Hanya satu catatan dari pengamatan saya

Hasil pengamatan seputar kehidupan sehari-hari, jalan-jalan, film, hingga soal sejarah, kereta api dalam dan luar negeri

Friday 13 October 2017

Jejak NISM di Jembatan Sasak (Winongo)


Jembatan Sasak (Winongo)




Setelah halte ini, jalur terus mengarah ke selatan, menyeberang Ringroad Selatan. Jalur terus berada di sisi barat jalan hingga tiba di kampung Kweni. Di sini rel masuk ke perkampungan di sebelah barat. Beberapa puluh meter masuk ke perkampungan, rel bertemu dengan sungai Winongo. Di sini bekas jembatan rel di sungai Winongo masih terlihat jelas karena jembatan ini kemudian diberi beton dan dimanfaatkan oleh warga sekitar dan diberi nama Jembatan Sasak.

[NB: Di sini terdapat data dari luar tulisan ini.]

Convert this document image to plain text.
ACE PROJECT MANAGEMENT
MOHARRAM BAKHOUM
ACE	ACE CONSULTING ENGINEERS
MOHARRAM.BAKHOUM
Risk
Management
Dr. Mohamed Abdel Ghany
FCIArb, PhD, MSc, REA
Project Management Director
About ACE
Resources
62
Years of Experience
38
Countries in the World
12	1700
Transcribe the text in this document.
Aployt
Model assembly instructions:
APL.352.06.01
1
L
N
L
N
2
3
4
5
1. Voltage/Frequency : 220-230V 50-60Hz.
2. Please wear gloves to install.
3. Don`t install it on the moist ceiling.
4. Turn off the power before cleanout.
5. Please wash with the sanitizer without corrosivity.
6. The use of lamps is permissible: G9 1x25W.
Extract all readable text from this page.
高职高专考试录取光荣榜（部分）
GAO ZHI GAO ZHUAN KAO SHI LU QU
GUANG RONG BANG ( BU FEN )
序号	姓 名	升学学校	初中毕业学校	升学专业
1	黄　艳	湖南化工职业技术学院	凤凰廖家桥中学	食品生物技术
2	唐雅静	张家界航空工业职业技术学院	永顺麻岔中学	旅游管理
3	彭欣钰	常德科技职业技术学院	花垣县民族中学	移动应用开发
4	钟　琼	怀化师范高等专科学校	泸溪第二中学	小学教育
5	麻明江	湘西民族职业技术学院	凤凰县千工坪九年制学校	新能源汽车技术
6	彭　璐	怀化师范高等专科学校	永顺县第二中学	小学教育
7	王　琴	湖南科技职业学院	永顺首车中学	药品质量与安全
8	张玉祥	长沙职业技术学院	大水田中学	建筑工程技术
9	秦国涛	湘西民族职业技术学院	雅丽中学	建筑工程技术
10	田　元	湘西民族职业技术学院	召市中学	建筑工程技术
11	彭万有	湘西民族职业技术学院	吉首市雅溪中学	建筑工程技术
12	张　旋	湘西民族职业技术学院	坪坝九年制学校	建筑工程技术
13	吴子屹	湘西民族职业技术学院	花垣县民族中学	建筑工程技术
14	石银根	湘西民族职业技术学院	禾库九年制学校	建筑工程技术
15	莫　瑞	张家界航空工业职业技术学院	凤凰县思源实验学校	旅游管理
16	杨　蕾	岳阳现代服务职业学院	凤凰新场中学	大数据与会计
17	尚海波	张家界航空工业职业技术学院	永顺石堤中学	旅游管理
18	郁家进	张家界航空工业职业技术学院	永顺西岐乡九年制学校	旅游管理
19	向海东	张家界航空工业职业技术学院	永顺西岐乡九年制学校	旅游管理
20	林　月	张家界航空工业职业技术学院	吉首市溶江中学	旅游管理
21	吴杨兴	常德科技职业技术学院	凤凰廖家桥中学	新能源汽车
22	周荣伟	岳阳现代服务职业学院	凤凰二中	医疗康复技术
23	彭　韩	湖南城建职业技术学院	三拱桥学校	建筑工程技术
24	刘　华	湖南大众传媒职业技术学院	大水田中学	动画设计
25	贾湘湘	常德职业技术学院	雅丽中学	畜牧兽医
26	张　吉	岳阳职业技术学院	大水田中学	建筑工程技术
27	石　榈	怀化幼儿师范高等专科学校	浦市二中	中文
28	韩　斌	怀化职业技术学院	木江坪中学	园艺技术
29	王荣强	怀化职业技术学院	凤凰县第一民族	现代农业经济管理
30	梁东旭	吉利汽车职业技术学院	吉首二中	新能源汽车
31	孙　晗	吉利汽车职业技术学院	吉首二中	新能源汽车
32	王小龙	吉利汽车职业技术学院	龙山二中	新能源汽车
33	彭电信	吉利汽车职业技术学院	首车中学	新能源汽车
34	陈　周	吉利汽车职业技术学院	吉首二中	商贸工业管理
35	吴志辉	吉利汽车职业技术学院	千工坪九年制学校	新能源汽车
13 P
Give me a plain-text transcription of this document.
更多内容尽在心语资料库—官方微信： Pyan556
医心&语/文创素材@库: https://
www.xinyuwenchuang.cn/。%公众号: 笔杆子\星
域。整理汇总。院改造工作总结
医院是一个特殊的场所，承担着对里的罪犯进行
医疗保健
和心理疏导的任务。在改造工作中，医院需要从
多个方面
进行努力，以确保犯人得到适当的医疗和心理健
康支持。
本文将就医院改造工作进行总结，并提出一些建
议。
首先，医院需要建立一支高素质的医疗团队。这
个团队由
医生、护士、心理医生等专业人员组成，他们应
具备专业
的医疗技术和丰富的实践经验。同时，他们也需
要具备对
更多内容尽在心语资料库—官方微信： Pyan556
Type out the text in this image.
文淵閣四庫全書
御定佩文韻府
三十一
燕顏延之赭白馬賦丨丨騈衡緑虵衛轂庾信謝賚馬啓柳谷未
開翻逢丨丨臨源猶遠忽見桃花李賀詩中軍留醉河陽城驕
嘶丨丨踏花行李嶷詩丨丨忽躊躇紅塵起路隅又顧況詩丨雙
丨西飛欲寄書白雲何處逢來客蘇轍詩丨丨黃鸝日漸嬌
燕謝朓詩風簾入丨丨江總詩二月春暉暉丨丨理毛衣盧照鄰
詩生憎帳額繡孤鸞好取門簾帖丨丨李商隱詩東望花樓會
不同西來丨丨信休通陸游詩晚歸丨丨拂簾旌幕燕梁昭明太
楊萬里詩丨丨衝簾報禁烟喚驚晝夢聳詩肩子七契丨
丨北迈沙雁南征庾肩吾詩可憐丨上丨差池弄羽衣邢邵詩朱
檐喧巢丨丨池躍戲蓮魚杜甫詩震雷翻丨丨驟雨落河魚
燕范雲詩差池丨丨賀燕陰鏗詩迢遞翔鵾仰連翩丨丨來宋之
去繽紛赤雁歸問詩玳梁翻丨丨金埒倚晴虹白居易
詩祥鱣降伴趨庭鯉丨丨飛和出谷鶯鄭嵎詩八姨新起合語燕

Aga mengatakan, jembatan ini masih mencirikan jembatan khas yang dibangun oleh NIS dengan bentuk pondasi bersayap dan melengkung. ”Desain ini berguna untuk menahan derasnya air sungai,” katanya.

Setelah jembatan sungai Winongo, jalur terus mengarah ke selatan dan bertemu dengan Stasiun Winongo. Bangunan stasiun masih terlihat cukup utuh meski kurang terawat. Di sisi barat stasiun bisa dijumpai bekas emplasemen stasiun yang kini menjadi kebun dan kandang. Sementara itu di sisi utara stasiun terdapat rumah yang ditempati oleh Subain (58).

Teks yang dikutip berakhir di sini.